Denote $A^{-1}$ by $B$ and partition $B$ so that,

$$\begin{bmatrix} A_{11} & A_{12} \\ 0 & A_{22} \end{bmatrix} \begin{bmatrix} B_{11} & B_{12} \\ B_{21} & B_{22} \end {bmatrix} = \begin{bmatrix} I_p & 0 \\ 0 & I_q \end{bmatrix} \tag{2}$$

• This matrix equation provides four equations that will lead to the unknown blocks, $B_{11} \cdots, B_{22}$. Compute the product on the left side of equation (2), and equate each entry with the corresponding block in the identity matrix on the right.
• That is, set

$${A_{11}B_{11} + A_{12}B_{21} = I_p}\quad \tag{3}$$ $${A_{11}B_{12} + A_{12}B_{22} = 0}\quad \tag{4}$$ $${A_{22}B_{21} = 0}\quad \tag{5}$$ $${A_{22}B_{22} = I_q}\quad \tag{6}$$

• By itself, equation (6) does not show that $A_{22}$ is invertible.

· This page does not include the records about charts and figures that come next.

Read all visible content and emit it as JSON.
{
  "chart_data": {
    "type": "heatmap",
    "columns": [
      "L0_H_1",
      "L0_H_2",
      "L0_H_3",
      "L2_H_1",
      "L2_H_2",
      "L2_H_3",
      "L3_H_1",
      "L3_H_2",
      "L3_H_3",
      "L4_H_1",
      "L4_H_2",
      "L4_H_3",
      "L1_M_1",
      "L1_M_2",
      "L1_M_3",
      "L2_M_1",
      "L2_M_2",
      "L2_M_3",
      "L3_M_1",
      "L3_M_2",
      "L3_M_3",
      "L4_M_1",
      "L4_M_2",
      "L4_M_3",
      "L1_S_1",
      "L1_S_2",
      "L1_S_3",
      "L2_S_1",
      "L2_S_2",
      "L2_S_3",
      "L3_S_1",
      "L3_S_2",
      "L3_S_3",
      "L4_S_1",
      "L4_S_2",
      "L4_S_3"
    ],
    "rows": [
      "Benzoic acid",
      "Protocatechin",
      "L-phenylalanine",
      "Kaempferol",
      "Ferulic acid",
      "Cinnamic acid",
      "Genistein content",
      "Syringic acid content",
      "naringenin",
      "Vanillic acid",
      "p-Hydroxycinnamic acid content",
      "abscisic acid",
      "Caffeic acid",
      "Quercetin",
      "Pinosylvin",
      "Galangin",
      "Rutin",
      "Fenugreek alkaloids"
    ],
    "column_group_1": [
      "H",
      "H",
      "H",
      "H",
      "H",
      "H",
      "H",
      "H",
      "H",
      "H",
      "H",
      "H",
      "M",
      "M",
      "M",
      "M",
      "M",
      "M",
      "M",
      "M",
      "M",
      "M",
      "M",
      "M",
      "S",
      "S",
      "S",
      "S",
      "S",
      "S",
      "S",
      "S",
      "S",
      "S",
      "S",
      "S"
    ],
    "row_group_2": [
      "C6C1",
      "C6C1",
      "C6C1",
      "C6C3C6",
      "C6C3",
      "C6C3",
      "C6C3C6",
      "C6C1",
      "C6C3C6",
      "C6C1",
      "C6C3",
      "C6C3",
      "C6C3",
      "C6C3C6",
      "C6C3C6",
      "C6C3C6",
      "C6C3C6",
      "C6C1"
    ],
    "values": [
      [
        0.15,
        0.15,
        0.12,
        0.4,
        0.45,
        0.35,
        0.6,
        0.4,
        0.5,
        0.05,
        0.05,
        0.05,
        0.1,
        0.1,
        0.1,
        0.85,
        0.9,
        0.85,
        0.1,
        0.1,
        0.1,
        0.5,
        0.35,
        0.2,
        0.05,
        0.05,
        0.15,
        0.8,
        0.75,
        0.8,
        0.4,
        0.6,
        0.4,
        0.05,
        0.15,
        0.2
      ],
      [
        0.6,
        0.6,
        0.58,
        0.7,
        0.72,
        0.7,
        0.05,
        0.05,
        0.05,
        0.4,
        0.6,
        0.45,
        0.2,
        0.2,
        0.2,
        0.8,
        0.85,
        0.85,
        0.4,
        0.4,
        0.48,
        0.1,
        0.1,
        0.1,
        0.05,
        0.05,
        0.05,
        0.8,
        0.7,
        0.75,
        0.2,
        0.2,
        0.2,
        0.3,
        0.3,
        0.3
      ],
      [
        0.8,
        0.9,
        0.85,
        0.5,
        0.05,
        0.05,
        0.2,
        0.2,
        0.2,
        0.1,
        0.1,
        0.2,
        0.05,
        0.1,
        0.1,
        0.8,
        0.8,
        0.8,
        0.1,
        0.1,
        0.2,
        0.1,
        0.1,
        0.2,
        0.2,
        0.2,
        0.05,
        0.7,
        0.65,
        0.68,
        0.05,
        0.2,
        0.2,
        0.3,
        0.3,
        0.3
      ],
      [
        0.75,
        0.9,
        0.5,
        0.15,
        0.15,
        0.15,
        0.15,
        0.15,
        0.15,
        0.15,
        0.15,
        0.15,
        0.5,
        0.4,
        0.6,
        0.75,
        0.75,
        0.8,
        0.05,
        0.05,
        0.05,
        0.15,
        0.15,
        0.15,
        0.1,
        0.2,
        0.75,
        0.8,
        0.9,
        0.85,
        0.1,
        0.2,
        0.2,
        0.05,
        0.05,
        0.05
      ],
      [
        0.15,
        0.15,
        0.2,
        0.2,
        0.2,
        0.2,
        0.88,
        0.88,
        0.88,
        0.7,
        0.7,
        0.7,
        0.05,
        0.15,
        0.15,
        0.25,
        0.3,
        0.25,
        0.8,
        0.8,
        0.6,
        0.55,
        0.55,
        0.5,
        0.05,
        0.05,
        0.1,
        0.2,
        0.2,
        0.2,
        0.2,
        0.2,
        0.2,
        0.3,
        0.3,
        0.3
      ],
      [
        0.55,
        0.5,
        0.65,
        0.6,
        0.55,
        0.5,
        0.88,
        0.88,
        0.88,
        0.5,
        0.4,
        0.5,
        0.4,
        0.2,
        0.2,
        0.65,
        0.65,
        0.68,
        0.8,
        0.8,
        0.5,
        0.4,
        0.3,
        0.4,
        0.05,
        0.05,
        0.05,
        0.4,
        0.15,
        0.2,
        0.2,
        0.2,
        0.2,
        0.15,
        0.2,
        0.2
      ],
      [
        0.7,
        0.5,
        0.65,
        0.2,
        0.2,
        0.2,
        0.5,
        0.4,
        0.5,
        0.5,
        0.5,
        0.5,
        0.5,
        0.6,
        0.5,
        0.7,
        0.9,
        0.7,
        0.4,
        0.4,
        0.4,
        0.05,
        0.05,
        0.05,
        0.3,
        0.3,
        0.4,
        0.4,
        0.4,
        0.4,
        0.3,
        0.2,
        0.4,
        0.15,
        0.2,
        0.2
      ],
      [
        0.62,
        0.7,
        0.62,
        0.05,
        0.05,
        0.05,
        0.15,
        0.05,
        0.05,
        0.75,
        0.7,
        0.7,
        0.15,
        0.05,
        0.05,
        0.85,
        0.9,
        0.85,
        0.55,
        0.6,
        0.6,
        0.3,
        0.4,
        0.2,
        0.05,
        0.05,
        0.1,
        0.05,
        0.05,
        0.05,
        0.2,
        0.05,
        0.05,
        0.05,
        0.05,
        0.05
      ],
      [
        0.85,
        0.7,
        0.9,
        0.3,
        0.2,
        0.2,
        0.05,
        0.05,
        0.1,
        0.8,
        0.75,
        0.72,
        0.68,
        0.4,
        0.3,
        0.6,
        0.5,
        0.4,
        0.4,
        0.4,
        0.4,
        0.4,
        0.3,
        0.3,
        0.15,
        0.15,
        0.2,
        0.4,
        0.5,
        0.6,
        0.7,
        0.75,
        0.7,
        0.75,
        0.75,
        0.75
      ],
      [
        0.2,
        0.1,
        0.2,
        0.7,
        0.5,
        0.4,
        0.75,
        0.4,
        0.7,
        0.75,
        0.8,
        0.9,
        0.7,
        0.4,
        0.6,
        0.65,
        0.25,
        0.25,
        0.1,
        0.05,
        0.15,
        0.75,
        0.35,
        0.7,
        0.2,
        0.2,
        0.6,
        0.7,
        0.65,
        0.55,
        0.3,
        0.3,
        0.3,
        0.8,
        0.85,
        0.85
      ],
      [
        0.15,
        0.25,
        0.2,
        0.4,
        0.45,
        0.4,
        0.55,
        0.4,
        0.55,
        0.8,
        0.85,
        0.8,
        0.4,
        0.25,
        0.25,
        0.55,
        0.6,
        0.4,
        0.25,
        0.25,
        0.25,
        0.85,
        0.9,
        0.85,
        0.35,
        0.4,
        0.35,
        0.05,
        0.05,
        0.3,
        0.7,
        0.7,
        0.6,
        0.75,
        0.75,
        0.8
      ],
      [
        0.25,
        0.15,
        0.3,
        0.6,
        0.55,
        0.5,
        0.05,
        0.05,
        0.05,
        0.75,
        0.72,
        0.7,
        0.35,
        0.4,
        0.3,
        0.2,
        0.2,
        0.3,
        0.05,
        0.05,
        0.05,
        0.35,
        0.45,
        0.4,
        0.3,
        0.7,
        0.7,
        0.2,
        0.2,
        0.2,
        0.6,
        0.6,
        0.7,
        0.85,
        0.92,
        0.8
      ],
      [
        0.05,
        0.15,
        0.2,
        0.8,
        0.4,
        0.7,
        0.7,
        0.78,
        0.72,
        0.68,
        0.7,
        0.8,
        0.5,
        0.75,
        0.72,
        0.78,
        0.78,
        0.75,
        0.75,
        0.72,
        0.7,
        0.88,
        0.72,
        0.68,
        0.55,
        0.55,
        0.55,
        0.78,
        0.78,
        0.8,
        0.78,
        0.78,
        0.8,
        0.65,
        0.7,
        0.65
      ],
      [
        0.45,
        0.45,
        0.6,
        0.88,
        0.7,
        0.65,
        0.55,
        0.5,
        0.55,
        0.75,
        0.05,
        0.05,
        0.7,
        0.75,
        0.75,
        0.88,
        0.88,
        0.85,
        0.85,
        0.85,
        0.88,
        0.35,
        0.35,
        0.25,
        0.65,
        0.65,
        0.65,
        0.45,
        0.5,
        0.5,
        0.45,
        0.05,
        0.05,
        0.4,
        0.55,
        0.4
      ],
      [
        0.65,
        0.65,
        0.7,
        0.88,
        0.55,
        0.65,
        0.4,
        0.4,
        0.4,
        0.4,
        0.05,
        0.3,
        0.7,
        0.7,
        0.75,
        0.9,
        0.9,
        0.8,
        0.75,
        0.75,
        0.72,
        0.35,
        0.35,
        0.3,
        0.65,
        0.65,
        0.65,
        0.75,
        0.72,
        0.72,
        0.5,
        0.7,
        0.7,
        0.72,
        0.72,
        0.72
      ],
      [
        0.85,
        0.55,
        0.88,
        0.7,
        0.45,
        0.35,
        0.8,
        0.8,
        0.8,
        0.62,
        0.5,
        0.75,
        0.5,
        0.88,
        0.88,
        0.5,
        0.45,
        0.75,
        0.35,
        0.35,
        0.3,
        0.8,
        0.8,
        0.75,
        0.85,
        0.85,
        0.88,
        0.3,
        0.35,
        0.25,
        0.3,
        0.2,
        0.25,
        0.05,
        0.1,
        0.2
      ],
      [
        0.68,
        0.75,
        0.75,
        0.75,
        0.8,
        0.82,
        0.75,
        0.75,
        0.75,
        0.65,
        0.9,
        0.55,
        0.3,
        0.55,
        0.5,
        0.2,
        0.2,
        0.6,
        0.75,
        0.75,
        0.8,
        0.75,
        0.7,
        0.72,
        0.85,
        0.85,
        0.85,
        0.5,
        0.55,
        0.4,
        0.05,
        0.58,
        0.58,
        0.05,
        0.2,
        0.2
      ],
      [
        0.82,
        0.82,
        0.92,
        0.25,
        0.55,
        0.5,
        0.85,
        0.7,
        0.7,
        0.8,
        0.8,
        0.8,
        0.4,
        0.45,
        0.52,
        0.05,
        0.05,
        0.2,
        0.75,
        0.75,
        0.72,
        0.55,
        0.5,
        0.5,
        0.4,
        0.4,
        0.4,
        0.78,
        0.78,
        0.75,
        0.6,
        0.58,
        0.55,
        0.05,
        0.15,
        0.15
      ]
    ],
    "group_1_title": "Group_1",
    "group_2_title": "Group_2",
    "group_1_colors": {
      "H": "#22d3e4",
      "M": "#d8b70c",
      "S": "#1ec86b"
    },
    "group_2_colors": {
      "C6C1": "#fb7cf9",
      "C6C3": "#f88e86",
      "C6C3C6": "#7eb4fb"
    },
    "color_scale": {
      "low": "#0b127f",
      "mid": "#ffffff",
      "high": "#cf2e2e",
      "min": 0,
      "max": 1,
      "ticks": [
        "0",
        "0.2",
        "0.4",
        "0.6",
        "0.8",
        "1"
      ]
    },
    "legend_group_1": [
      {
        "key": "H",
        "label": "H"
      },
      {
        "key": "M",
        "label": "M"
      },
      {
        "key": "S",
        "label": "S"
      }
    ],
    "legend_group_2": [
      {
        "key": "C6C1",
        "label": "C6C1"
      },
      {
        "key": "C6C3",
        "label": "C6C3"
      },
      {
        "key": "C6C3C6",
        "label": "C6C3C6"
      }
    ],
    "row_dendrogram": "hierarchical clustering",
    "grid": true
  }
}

However, since $A_{22}$ is square, the Invertible Matrix Theorem and (6) together show that $A_{22}$ is invertible and $B_{22}=A_{22}^{-1}$.
• Next, left-multiply both sides of (5) by $A_{22}^{-1}$ and obtain $$B_{21}= A_{22}^{-1}0=0$$ .
• So that (3) simplifies to $$A_{11}B_{11}+0 = I_p$$ .
• Since $A_{11}$ is square, this shows that $A_{11}$ is invertible and $B_{22}=A_{22}^{-1}$. Finally, use these results with (4) to find that

$$A_{11}B_{12} = -A_{12}B_{22} = -A_{12}A_{22}^{-1} \text{ and } B_{12}=-A_{11}^{-1}A_{12}A_{22}^{-1}$$

• Thus

$$A^{-1}=\begin{bmatrix} A_{11} & A_{12} \\ 0 & A_{22} \end{bmatrix} = \begin{bmatrix} A_{11}^{-1} & -A_{11}^{-1}A_{12}A_{22}^{-1} \\ 0 & A_{22}^{-1} \end {bmatrix} \\ \blacksquare$$

• A block diagonal matrix is a partitioned matrix with zero blocks off the main diagonal (of blocks). Such a matrix is invertible if and only if each block on the diagonal is invertible.